I roll my eyes. “There’s nothing to tell.”
“Bullshit. Reena,” she begins, voice going soft and urgent. If she’s nice to me I’m going to burst into tears. I start to shake my head but here he comes though the swinging doors from the kitchen, and even after all this time the room seems to orbit around him, like he’s got a perpetual spotlight on him everywhere he goes. I think, suddenly: Risen from the dead.
“Ladies,” Sawyer says gallantly. He’s got another Slurpee in his hand, enormous, pink and bright through the clear plastic cup.
“Ladies?” Shelby snarls. Shelby has never been afraid of Sawyer. Shelby has never been afraid of much of anything, so far as I can tell. “Seriously? Two years later and the best you can do is ladies?”
“I was going for casual,” he tells her, wrinkling his nose and smiling, half bashful. His mouth is faintly red with the dye. “Did I overplay? I overplayed.”
“A little bit.” Shelby rolls her eyes. “I’m going to need a drink.”
“Really?” Cade looks up from across the dining room and frowns, but doesn’t actually make any move to stop her. Cade’s always been a little gobsmacked by Shelby. “We’re not even open yet.”
“Bloody Marys!” she says cheerily, heading for the bar. “I’ll make you one, too, Kincade.” She flips up the partition, nudges my brother out of her way. “What about you, Sawyer? Can I offer you a strong alcoholic beverage to help take the edge off being yourself?”
Sawyer and I snort at the same time; he looks over at me, smirking, and holds up his Slurpee like a toast in my direction. “I’m good,” he says, eyes on my face.
“Really.” Shelby’s eyebrows hitch as she reaches for the tomato juice. “What are you, off the sauce?”
“As it were.”
“A bartender who doesn’t drink anymore? How romantic.”
“Yeah, well.” Sawyer nods and slides onto a barstool. “I’m a romantic kind of guy.”
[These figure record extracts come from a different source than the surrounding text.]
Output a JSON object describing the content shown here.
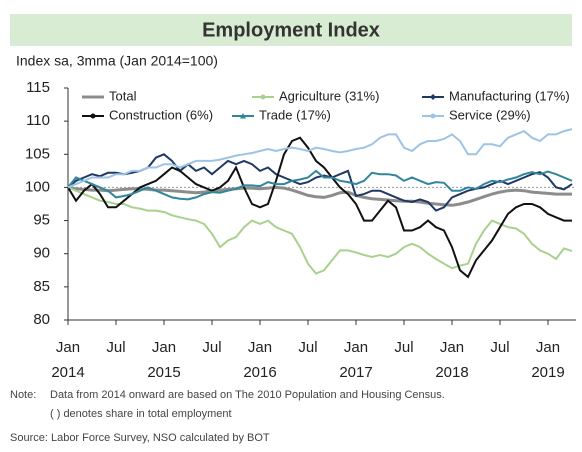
{
  "chart_data": {
    "type": "line",
    "title": "Employment Index",
    "subtitle": "Index sa, 3mma (Jan 2014=100)",
    "x": [
      "2014-01",
      "2014-02",
      "2014-03",
      "2014-04",
      "2014-05",
      "2014-06",
      "2014-07",
      "2014-08",
      "2014-09",
      "2014-10",
      "2014-11",
      "2014-12",
      "2015-01",
      "2015-02",
      "2015-03",
      "2015-04",
      "2015-05",
      "2015-06",
      "2015-07",
      "2015-08",
      "2015-09",
      "2015-10",
      "2015-11",
      "2015-12",
      "2016-01",
      "2016-02",
      "2016-03",
      "2016-04",
      "2016-05",
      "2016-06",
      "2016-07",
      "2016-08",
      "2016-09",
      "2016-10",
      "2016-11",
      "2016-12",
      "2017-01",
      "2017-02",
      "2017-03",
      "2017-04",
      "2017-05",
      "2017-06",
      "2017-07",
      "2017-08",
      "2017-09",
      "2017-10",
      "2017-11",
      "2017-12",
      "2018-01",
      "2018-02",
      "2018-03",
      "2018-04",
      "2018-05",
      "2018-06",
      "2018-07",
      "2018-08",
      "2018-09",
      "2018-10",
      "2018-11",
      "2018-12",
      "2019-01",
      "2019-02",
      "2019-03",
      "2019-04"
    ],
    "xlim": [
      "2014-01",
      "2019-04"
    ],
    "xticks": [
      {
        "value": "2014-01",
        "label": "Jan"
      },
      {
        "value": "2014-07",
        "label": "Jul"
      },
      {
        "value": "2015-01",
        "label": "Jan"
      },
      {
        "value": "2015-07",
        "label": "Jul"
      },
      {
        "value": "2016-01",
        "label": "Jan"
      },
      {
        "value": "2016-07",
        "label": "Jul"
      },
      {
        "value": "2017-01",
        "label": "Jan"
      },
      {
        "value": "2017-07",
        "label": "Jul"
      },
      {
        "value": "2018-01",
        "label": "Jan"
      },
      {
        "value": "2018-07",
        "label": "Jul"
      },
      {
        "value": "2019-01",
        "label": "Jan"
      }
    ],
    "xticks_year": [
      {
        "value": "2014-01",
        "label": "2014"
      },
      {
        "value": "2015-01",
        "label": "2015"
      },
      {
        "value": "2016-01",
        "label": "2016"
      },
      {
        "value": "2017-01",
        "label": "2017"
      },
      {
        "value": "2018-01",
        "label": "2018"
      },
      {
        "value": "2019-01",
        "label": "2019"
      }
    ],
    "ylim": [
      80,
      115
    ],
    "yticks": [
      80,
      85,
      90,
      95,
      100,
      105,
      110,
      115
    ],
    "reference_line": 100,
    "legend": "top",
    "series": [
      {
        "name": "Total",
        "color": "#8c8c8c",
        "values": [
          100,
          99.8,
          99.7,
          99.6,
          99.6,
          99.5,
          99.6,
          99.7,
          99.8,
          99.8,
          99.7,
          99.6,
          99.6,
          99.5,
          99.4,
          99.3,
          99.2,
          99.3,
          99.5,
          99.6,
          99.7,
          99.8,
          99.9,
          99.9,
          99.8,
          99.9,
          100,
          99.9,
          99.6,
          99.2,
          98.8,
          98.6,
          98.5,
          98.8,
          99.2,
          99.3,
          98.8,
          98.5,
          98.3,
          98.2,
          98.1,
          98,
          97.9,
          97.9,
          97.8,
          97.6,
          97.5,
          97.4,
          97.3,
          97.5,
          97.8,
          98.2,
          98.6,
          99,
          99.3,
          99.5,
          99.6,
          99.5,
          99.3,
          99.2,
          99.1,
          99,
          99,
          99
        ]
      },
      {
        "name": "Agriculture (31%)",
        "color": "#a9d18e",
        "values": [
          100,
          99.5,
          99,
          98.5,
          98,
          97.8,
          97.5,
          97.5,
          97,
          96.8,
          96.5,
          96.5,
          96.3,
          95.8,
          95.5,
          95.2,
          95,
          94.5,
          93,
          91,
          92,
          92.5,
          94,
          95,
          94.5,
          95,
          94,
          93.5,
          93,
          91,
          88.5,
          87,
          87.5,
          89,
          90.5,
          90.5,
          90.2,
          89.8,
          89.5,
          89.8,
          89.5,
          90,
          91,
          91.5,
          91,
          90,
          89.2,
          88.5,
          87.8,
          88.2,
          88.5,
          91.5,
          93.5,
          95,
          94.5,
          94,
          93.8,
          93,
          91.5,
          90.5,
          90,
          89.2,
          90.8,
          90.4
        ]
      },
      {
        "name": "Manufacturing (17%)",
        "color": "#1f3864",
        "values": [
          100,
          101,
          101.5,
          102,
          101.7,
          102.2,
          102.2,
          102,
          102.2,
          102.5,
          103,
          104.5,
          105,
          104,
          102.5,
          103.5,
          102.5,
          103,
          102,
          103,
          104,
          103.5,
          104,
          103.5,
          102.5,
          103,
          102,
          101.5,
          101,
          100.5,
          100.8,
          101.5,
          101.8,
          101.5,
          102,
          102.5,
          98.7,
          99,
          99.5,
          99.5,
          99,
          98.5,
          98,
          97.8,
          98.2,
          97.8,
          96.5,
          97,
          98.5,
          99,
          99.5,
          99.8,
          100,
          100.5,
          101,
          100.5,
          101,
          101.5,
          102,
          102.3,
          101.5,
          100,
          99.7,
          100.5
        ]
      },
      {
        "name": "Construction (6%)",
        "color": "#111111",
        "values": [
          100,
          98,
          99.5,
          100.5,
          99,
          97,
          97,
          98,
          99,
          100,
          100.5,
          101,
          102,
          103,
          102.5,
          101.5,
          100.5,
          100,
          99.5,
          100,
          101,
          103,
          100,
          97.5,
          97,
          97.5,
          101,
          105,
          107,
          107.5,
          106,
          104,
          103,
          101.5,
          100,
          99,
          97.5,
          95,
          95,
          96.5,
          98,
          97,
          93.5,
          93.5,
          94,
          95,
          94,
          93.5,
          91,
          87.5,
          86.5,
          89,
          90.5,
          92,
          94,
          96,
          97,
          97.5,
          97.5,
          97,
          96,
          95.5,
          95,
          95
        ]
      },
      {
        "name": "Trade (17%)",
        "color": "#31859c",
        "values": [
          100,
          101.5,
          101,
          100.5,
          100,
          99.5,
          98.5,
          98.7,
          99,
          99.5,
          100,
          99.5,
          99,
          98.5,
          98.3,
          98.2,
          98.5,
          99,
          99.3,
          99.2,
          99.5,
          99.8,
          100.3,
          100.3,
          100.2,
          100.8,
          100.5,
          100.5,
          101,
          101.2,
          101.5,
          102.5,
          101.5,
          101.5,
          101,
          100.8,
          100.5,
          101,
          102.2,
          102,
          102,
          101.8,
          101,
          101.5,
          101,
          100.5,
          100.8,
          100.7,
          99.5,
          99.5,
          100,
          99.8,
          100.5,
          101,
          100.8,
          101.2,
          101.5,
          102,
          102.3,
          102,
          102.4,
          102,
          101.5,
          101
        ]
      },
      {
        "name": "Service (29%)",
        "color": "#9dc3e6",
        "values": [
          100,
          100.5,
          101,
          101.5,
          101.5,
          101.5,
          102,
          102,
          102.5,
          102.5,
          103,
          103,
          103.5,
          103.5,
          103,
          103.5,
          104,
          104,
          104,
          104.2,
          104.5,
          104.8,
          105,
          105.2,
          105.5,
          105.8,
          105.5,
          105.8,
          106,
          105.8,
          105.5,
          106,
          105.8,
          105.5,
          105.3,
          105.5,
          105.8,
          106,
          106.5,
          107.5,
          108,
          108,
          106,
          105.5,
          106.5,
          107,
          107,
          107.3,
          108,
          107,
          105,
          105,
          106.5,
          106.5,
          106.2,
          107.5,
          108,
          108.5,
          107.5,
          107,
          108,
          108,
          108.5,
          108.8
        ]
      }
    ],
    "note_label": "Note:",
    "notes": [
      "Data from 2014 onward are based on The 2010 Population and Housing Census.",
      "( ) denotes share in total employment"
    ],
    "source": "Source: Labor Force Survey, NSO calculated by BOT"
  }
}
Oh, come on. Cade looks like he’s about to projectile vomit all over the restaurant and, frankly, I don’t blame him. I’m feeling a little queasy myself. I get up and head back to the office to punch my time card, then set about completing as many menial tasks as I can find: folding napkins and stacking glassware, refilling ketchup bottles, which grosses me out to no end. I keep my hands busy. I work. We’re slammed for brunch every Sunday, the wait skyrocketing to an hour or more, and once Shelby opens the doors it’s bread and smiles until midafternoon. When I finally have a minute to glance over at the bar, Sawyer’s disappeared into the teeming crush of bodies, like maybe he was never there at all.
10
Before
“Who with?” was the first thing my father wanted to know when I told him I was going out for a bit after work—a fair enough question, seeing as how I’d spent the last eight months hanging out with no one so much as the pizza delivery guy from Papa Gino’s. He’d been chatting with the drummer in the band and he smelled like coffee and cologne, familiar; it was a smell I thought I’d miss when I left home.
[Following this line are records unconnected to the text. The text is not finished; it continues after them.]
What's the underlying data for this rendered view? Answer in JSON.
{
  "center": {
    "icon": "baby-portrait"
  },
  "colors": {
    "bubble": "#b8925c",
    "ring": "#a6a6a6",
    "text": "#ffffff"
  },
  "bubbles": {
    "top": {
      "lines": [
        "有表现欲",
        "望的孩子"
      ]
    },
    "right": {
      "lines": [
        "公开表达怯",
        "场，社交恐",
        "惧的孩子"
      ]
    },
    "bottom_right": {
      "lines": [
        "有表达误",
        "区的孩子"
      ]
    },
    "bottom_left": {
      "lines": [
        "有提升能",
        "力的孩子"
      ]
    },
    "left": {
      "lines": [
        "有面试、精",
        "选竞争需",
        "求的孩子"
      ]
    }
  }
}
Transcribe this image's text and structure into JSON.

“Allie,” I blurted, not knowing I was going to lie until I did it. “With Allie.”
I don’t know why I didn’t tell him. There was no reason to think he’d say I couldn’t go: Sawyer was his godson, after all, heir to his musical talent in practice if not by blood. Still, he’d have wanted to know the wheres and whys and the what are you doings, and a thousand other things I could only begin to guess. For now it just seemed neater not to say.
“Allie,” he said slowly, slipping one bearlike arm around my shoulders. “There’s a name I haven’t heard in a while.”